2 pod of same deployment restarting at same time

11/13/2019

I have 2 pod running of one deployment on kubernetes GKE cluster. I have scale this stateless deployment replicas to 2.

Both replicas almost started at same time both are restating with error code 137 ERROR. To change restart timing i have deleted one pod manually so that RS (replicaset) create new one.

Now again both pods are restarting at same time. Is there any connection between them ?. Both has to work independently.

i have not set a resource limit. In cluster free space upto 3 GB and deployment not taking much memory still getting 137 and restart in pods.

Why both pod restarting at same time that's issue? other all 15 microservices running perfectly.

-- Harsh Manvar
docker
google-kubernetes-engine
kubernetes
nginx-ingress

3 Answers

11/13/2019

This is a common mistake when pods are defined. If you do not set a CPU and memory limit, there is no upper bound and the pod might take all resources, crash and restart. Those are discussed here [2][3]. You will also see that user “ciokan” [1] fixed his issue by setting the limit.

[1]https://github.com/kubernetes/kubernetes/issues/19825 [2]memory:https://kubernetes.io/docs/tasks/configure-pod-container/assign-memory-resource/ [3]CPU:https://kubernetes.io/docs/tasks/configure-pod-container/assign-cpu-resource/

-- Ali Reza Izadi
Source: StackOverflow

11/13/2019

try to get more logs describing the pod

kubectl describe po

usually the 137 code means out of memory

did you allocated properly memory for you pods? https://kubernetes.io/docs/tasks/configure-pod-container/assign-memory-resource/

-- iliefa
Source: StackOverflow

11/14/2019

Error code 137 is the result of a kill -9 (137 = 128 + 9). There can be several reasons:

  • As others also pointed out in their answers, this can happen because of out of memory condition. Notice that it could be the application or a process that runs out of memory even though there is no resources.limits.memory set. For example, the JVM of a Java application runs out of heap memory.

  • Another reason could be that the application/process didn't handle SIGTERM (kill -15), which was then followed by SIGKILL (kill -9) to guarantee the shutdown.

It is very likely that both pods get restarted at almost the same time because an error condition is met almost at the same time.
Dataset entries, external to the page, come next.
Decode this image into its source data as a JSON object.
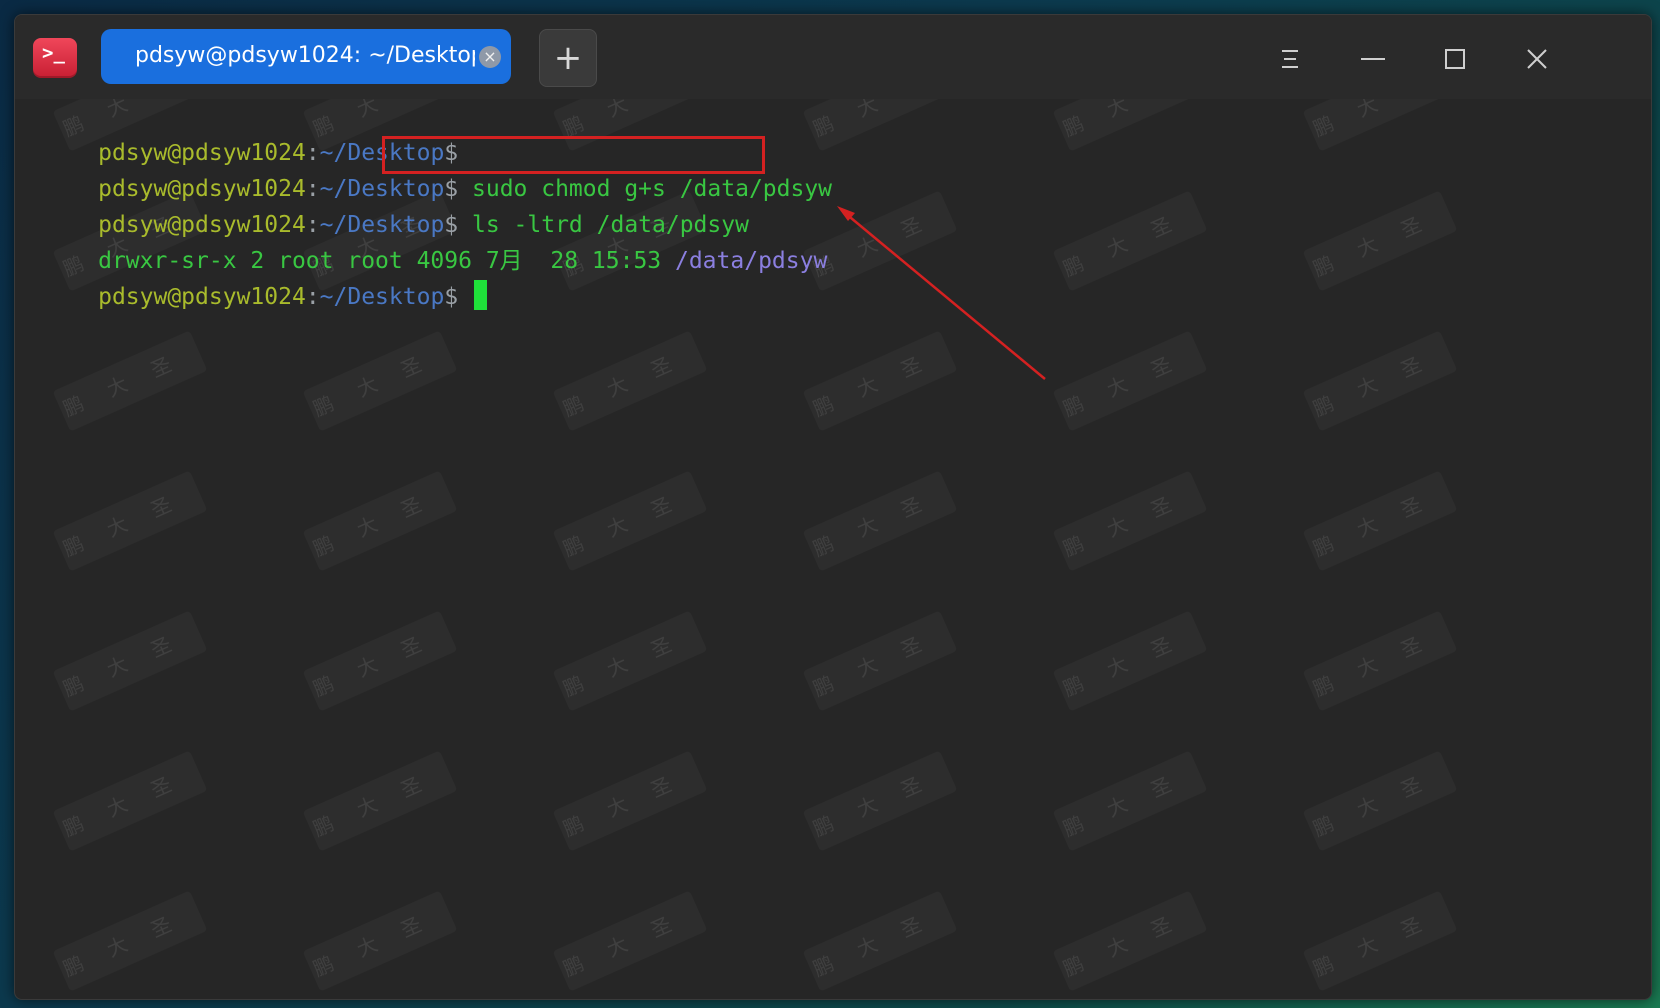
{
  "titlebar": {
    "app_icon_glyph": ">_",
    "tab_title": "pdsyw@pdsyw1024: ~/Desktop",
    "tab_close_glyph": "×",
    "new_tab_glyph": "+"
  },
  "window_controls": {
    "menu_icon": "menu-icon",
    "minimize_icon": "minimize-icon",
    "maximize_icon": "maximize-icon",
    "close_icon": "close-icon"
  },
  "terminal": {
    "lines": [
      {
        "user": "pdsyw@pdsyw1024",
        "colon": ":",
        "path": "~/Desktop",
        "dollar": "$",
        "command": ""
      },
      {
        "user": "pdsyw@pdsyw1024",
        "colon": ":",
        "path": "~/Desktop",
        "dollar": "$",
        "command": " sudo chmod g+s /data/pdsyw"
      },
      {
        "user": "pdsyw@pdsyw1024",
        "colon": ":",
        "path": "~/Desktop",
        "dollar": "$",
        "command": " ls -ltrd /data/pdsyw"
      },
      {
        "output_text": "drwxr-sr-x 2 root root 4096 7月  28 15:53 ",
        "output_dir": "/data/pdsyw"
      },
      {
        "user": "pdsyw@pdsyw1024",
        "colon": ":",
        "path": "~/Desktop",
        "dollar": "$",
        "command": ""
      }
    ]
  },
  "watermark_text": "鹏大圣",
  "colors": {
    "terminal_bg": "#262626",
    "user": "#a9bb2c",
    "path": "#4a78c4",
    "command": "#39c742",
    "directory": "#8b7fe0",
    "tab_active": "#1a6fde",
    "annotation": "#d42121"
  }
}
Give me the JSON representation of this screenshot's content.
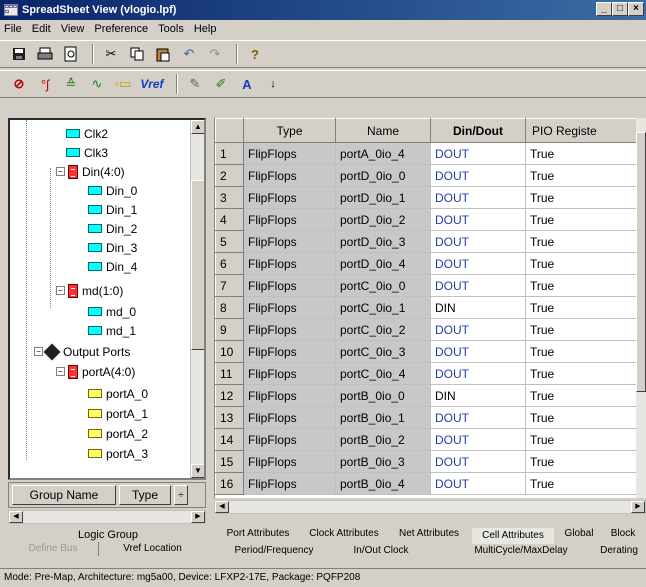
{
  "window": {
    "title": "SpreadSheet View (vlogio.lpf)"
  },
  "menu": [
    "File",
    "Edit",
    "View",
    "Preference",
    "Tools",
    "Help"
  ],
  "toolbar2": {
    "vref_label": "Vref"
  },
  "tree": {
    "items": [
      {
        "label": "Clk2",
        "icon": "signal-icon"
      },
      {
        "label": "Clk3",
        "icon": "signal-icon"
      },
      {
        "label": "Din(4:0)",
        "icon": "bus-icon"
      },
      {
        "label": "Din_0",
        "icon": "signal-icon"
      },
      {
        "label": "Din_1",
        "icon": "signal-icon"
      },
      {
        "label": "Din_2",
        "icon": "signal-icon"
      },
      {
        "label": "Din_3",
        "icon": "signal-icon"
      },
      {
        "label": "Din_4",
        "icon": "signal-icon"
      },
      {
        "label": "md(1:0)",
        "icon": "bus-icon"
      },
      {
        "label": "md_0",
        "icon": "signal-icon"
      },
      {
        "label": "md_1",
        "icon": "signal-icon"
      },
      {
        "label": "Output Ports",
        "icon": "port-icon"
      },
      {
        "label": "portA(4:0)",
        "icon": "bus-icon"
      },
      {
        "label": "portA_0",
        "icon": "output-signal-icon"
      },
      {
        "label": "portA_1",
        "icon": "output-signal-icon"
      },
      {
        "label": "portA_2",
        "icon": "output-signal-icon"
      },
      {
        "label": "portA_3",
        "icon": "output-signal-icon"
      }
    ]
  },
  "group_table": {
    "col_name": "Group Name",
    "col_type": "Type"
  },
  "left_tabs": {
    "logic_group": "Logic Group",
    "define_bus": "Define Bus",
    "vref_location": "Vref Location"
  },
  "grid": {
    "headers": [
      "Type",
      "Name",
      "Din/Dout",
      "PIO Registe"
    ],
    "rows": [
      {
        "n": "1",
        "type": "FlipFlops",
        "name": "portA_0io_4",
        "dir": "DOUT",
        "pio": "True"
      },
      {
        "n": "2",
        "type": "FlipFlops",
        "name": "portD_0io_0",
        "dir": "DOUT",
        "pio": "True"
      },
      {
        "n": "3",
        "type": "FlipFlops",
        "name": "portD_0io_1",
        "dir": "DOUT",
        "pio": "True"
      },
      {
        "n": "4",
        "type": "FlipFlops",
        "name": "portD_0io_2",
        "dir": "DOUT",
        "pio": "True"
      },
      {
        "n": "5",
        "type": "FlipFlops",
        "name": "portD_0io_3",
        "dir": "DOUT",
        "pio": "True"
      },
      {
        "n": "6",
        "type": "FlipFlops",
        "name": "portD_0io_4",
        "dir": "DOUT",
        "pio": "True"
      },
      {
        "n": "7",
        "type": "FlipFlops",
        "name": "portC_0io_0",
        "dir": "DOUT",
        "pio": "True"
      },
      {
        "n": "8",
        "type": "FlipFlops",
        "name": "portC_0io_1",
        "dir": "DIN",
        "pio": "True"
      },
      {
        "n": "9",
        "type": "FlipFlops",
        "name": "portC_0io_2",
        "dir": "DOUT",
        "pio": "True"
      },
      {
        "n": "10",
        "type": "FlipFlops",
        "name": "portC_0io_3",
        "dir": "DOUT",
        "pio": "True"
      },
      {
        "n": "11",
        "type": "FlipFlops",
        "name": "portC_0io_4",
        "dir": "DOUT",
        "pio": "True"
      },
      {
        "n": "12",
        "type": "FlipFlops",
        "name": "portB_0io_0",
        "dir": "DIN",
        "pio": "True"
      },
      {
        "n": "13",
        "type": "FlipFlops",
        "name": "portB_0io_1",
        "dir": "DOUT",
        "pio": "True"
      },
      {
        "n": "14",
        "type": "FlipFlops",
        "name": "portB_0io_2",
        "dir": "DOUT",
        "pio": "True"
      },
      {
        "n": "15",
        "type": "FlipFlops",
        "name": "portB_0io_3",
        "dir": "DOUT",
        "pio": "True"
      },
      {
        "n": "16",
        "type": "FlipFlops",
        "name": "portB_0io_4",
        "dir": "DOUT",
        "pio": "True"
      }
    ]
  },
  "right_tabs": {
    "row1": [
      "Port Attributes",
      "Clock Attributes",
      "Net Attributes",
      "Cell Attributes",
      "Global",
      "Block"
    ],
    "row2": [
      "Period/Frequency",
      "In/Out Clock",
      "MultiCycle/MaxDelay",
      "Derating"
    ]
  },
  "status": {
    "text": "Mode: Pre-Map,    Architecture: mg5a00,  Device: LFXP2-17E,  Package: PQFP208"
  },
  "colors": {
    "title_start": "#0a246a",
    "title_end": "#3a6ea5",
    "dout_text": "#1f3fa8",
    "signal_icon": "#00ffff",
    "bus_icon": "#ff3030",
    "output_icon": "#ffff66"
  }
}
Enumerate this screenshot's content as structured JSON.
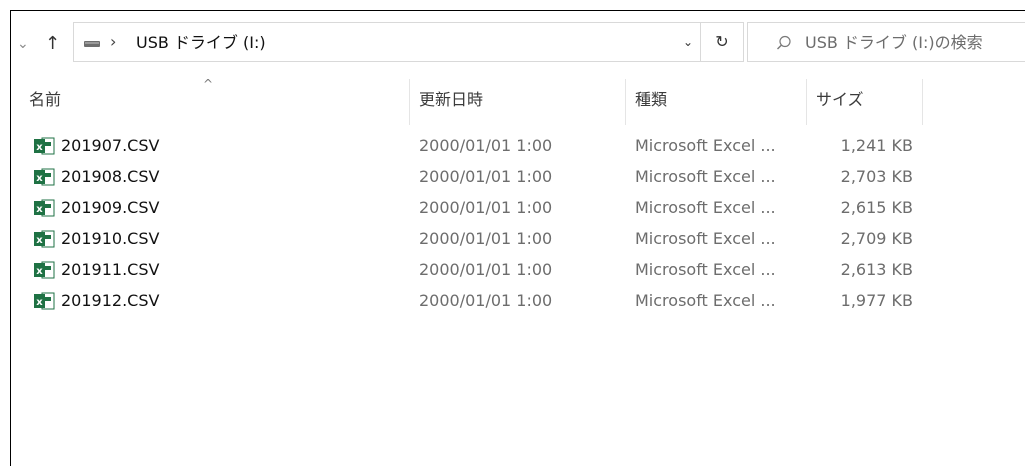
{
  "window": {
    "title": "USB ドライブ (I:)"
  },
  "nav": {
    "back_glyph": "⌄",
    "up_glyph": "↑"
  },
  "address": {
    "separator": "›",
    "path": "USB ドライブ (I:)",
    "dropdown": "⌄",
    "refresh": "↻"
  },
  "search": {
    "placeholder": "USB ドライブ (I:)の検索"
  },
  "columns": {
    "name": "名前",
    "modified": "更新日時",
    "type": "種類",
    "size": "サイズ",
    "sort_indicator": "^"
  },
  "files": [
    {
      "name": "201907.CSV",
      "modified": "2000/01/01 1:00",
      "type": "Microsoft Excel ...",
      "size": "1,241 KB"
    },
    {
      "name": "201908.CSV",
      "modified": "2000/01/01 1:00",
      "type": "Microsoft Excel ...",
      "size": "2,703 KB"
    },
    {
      "name": "201909.CSV",
      "modified": "2000/01/01 1:00",
      "type": "Microsoft Excel ...",
      "size": "2,615 KB"
    },
    {
      "name": "201910.CSV",
      "modified": "2000/01/01 1:00",
      "type": "Microsoft Excel ...",
      "size": "2,709 KB"
    },
    {
      "name": "201911.CSV",
      "modified": "2000/01/01 1:00",
      "type": "Microsoft Excel ...",
      "size": "2,613 KB"
    },
    {
      "name": "201912.CSV",
      "modified": "2000/01/01 1:00",
      "type": "Microsoft Excel ...",
      "size": "1,977 KB"
    }
  ],
  "colors": {
    "excel_green": "#1f7244",
    "border": "#d9d9d9",
    "secondary_text": "#6d6d6d"
  }
}
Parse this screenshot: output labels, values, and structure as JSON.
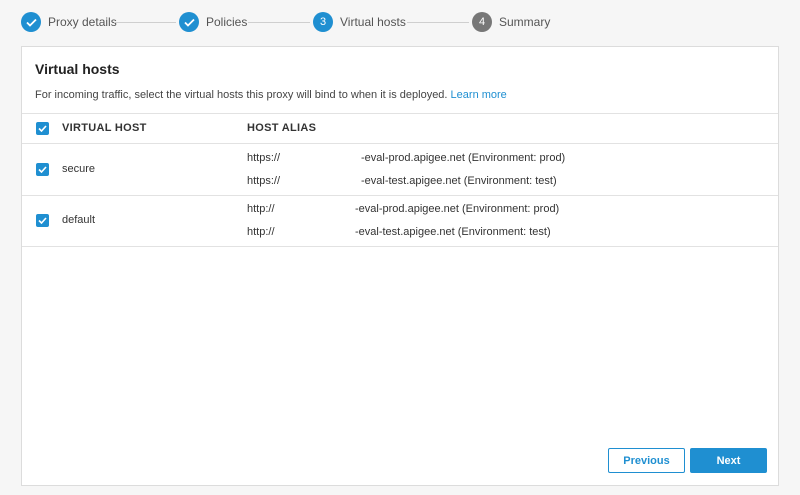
{
  "stepper": {
    "steps": [
      {
        "number": "",
        "label": "Proxy details",
        "state": "done"
      },
      {
        "number": "",
        "label": "Policies",
        "state": "done"
      },
      {
        "number": "3",
        "label": "Virtual hosts",
        "state": "active"
      },
      {
        "number": "4",
        "label": "Summary",
        "state": "pending"
      }
    ]
  },
  "card": {
    "title": "Virtual hosts",
    "description": "For incoming traffic, select the virtual hosts this proxy will bind to when it is deployed.",
    "learn_more": "Learn more"
  },
  "table": {
    "col_virtual_host": "VIRTUAL HOST",
    "col_host_alias": "HOST ALIAS",
    "rows": [
      {
        "name": "secure",
        "checked": true,
        "aliases": [
          {
            "protocol": "https://",
            "host": "-eval-prod.apigee.net (Environment: prod)"
          },
          {
            "protocol": "https://",
            "host": "-eval-test.apigee.net (Environment: test)"
          }
        ]
      },
      {
        "name": "default",
        "checked": true,
        "aliases": [
          {
            "protocol": "http://",
            "host": "-eval-prod.apigee.net (Environment: prod)"
          },
          {
            "protocol": "http://",
            "host": "-eval-test.apigee.net (Environment: test)"
          }
        ]
      }
    ]
  },
  "buttons": {
    "previous": "Previous",
    "next": "Next"
  },
  "colors": {
    "accent": "#1f8fd1",
    "pending": "#777777"
  }
}
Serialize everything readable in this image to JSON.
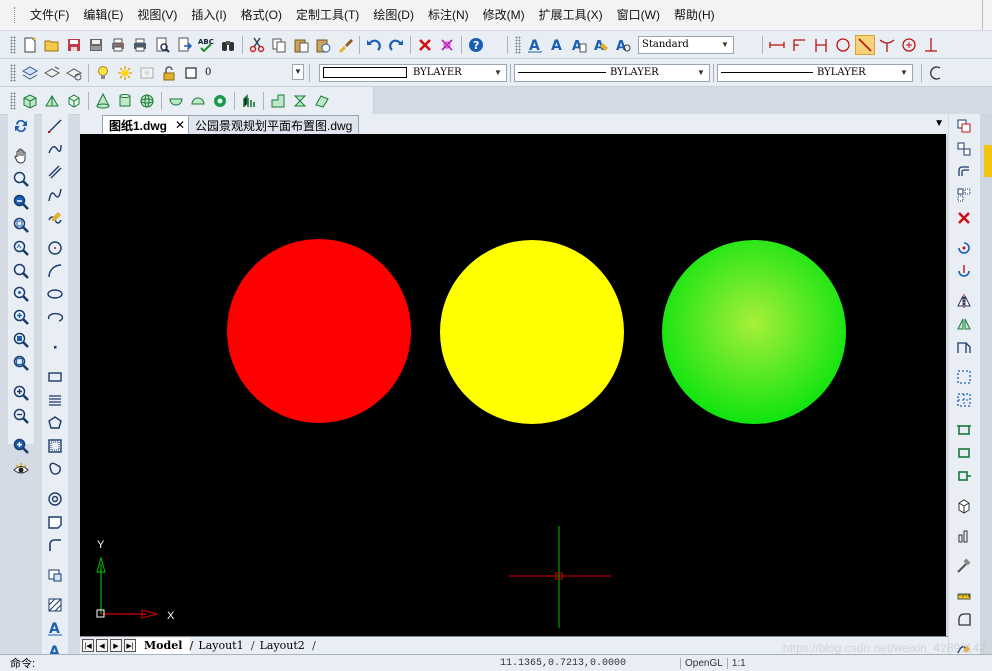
{
  "menu": [
    "文件(F)",
    "编辑(E)",
    "视图(V)",
    "插入(I)",
    "格式(O)",
    "定制工具(T)",
    "绘图(D)",
    "标注(N)",
    "修改(M)",
    "扩展工具(X)",
    "窗口(W)",
    "帮助(H)"
  ],
  "toolbar": {
    "text_style": "Standard",
    "layer": "0",
    "color": "BYLAYER",
    "linetype": "BYLAYER",
    "lineweight": "BYLAYER"
  },
  "tabs": [
    {
      "label": "图纸1.dwg",
      "close": "✕"
    },
    {
      "label": "公园景观规划平面布置图.dwg"
    }
  ],
  "layout_tabs": [
    "Model",
    "Layout1",
    "Layout2"
  ],
  "nav_buttons": [
    "|◀",
    "◀",
    "▶",
    "▶|"
  ],
  "ucs": {
    "x": "X",
    "y": "Y"
  },
  "circles": [
    {
      "name": "red",
      "color": "#ff0000"
    },
    {
      "name": "yellow",
      "color": "#ffff00"
    },
    {
      "name": "green",
      "color": "#0fe40f",
      "highlight": "#a8ef3a"
    }
  ],
  "crosshair_colors": {
    "horizontal": "#d40000",
    "vertical": "#00c000"
  },
  "status": {
    "command_label": "命令:",
    "coords": "11.1365,0.7213,0.0000",
    "renderer": "OpenGL",
    "scale": "1:1"
  },
  "watermark": "https://blog.csdn.net/weixin_42891142"
}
For example:

  • both pods are started at the same time and get about the same traffic and/or do about the same amount and kind of work and, thus, they run out of memory at almost the same time.

  • both pods fail the liveness probe at the same time as the probe's settings in the deployment are the same for both pods.

Check out the events (e.g. kubectl get events --sort-by=.metadata.creationTimestamp) - they could show something to help determine the reason for terminating the container(s)/pods.

-- apisim
Source: StackOverflow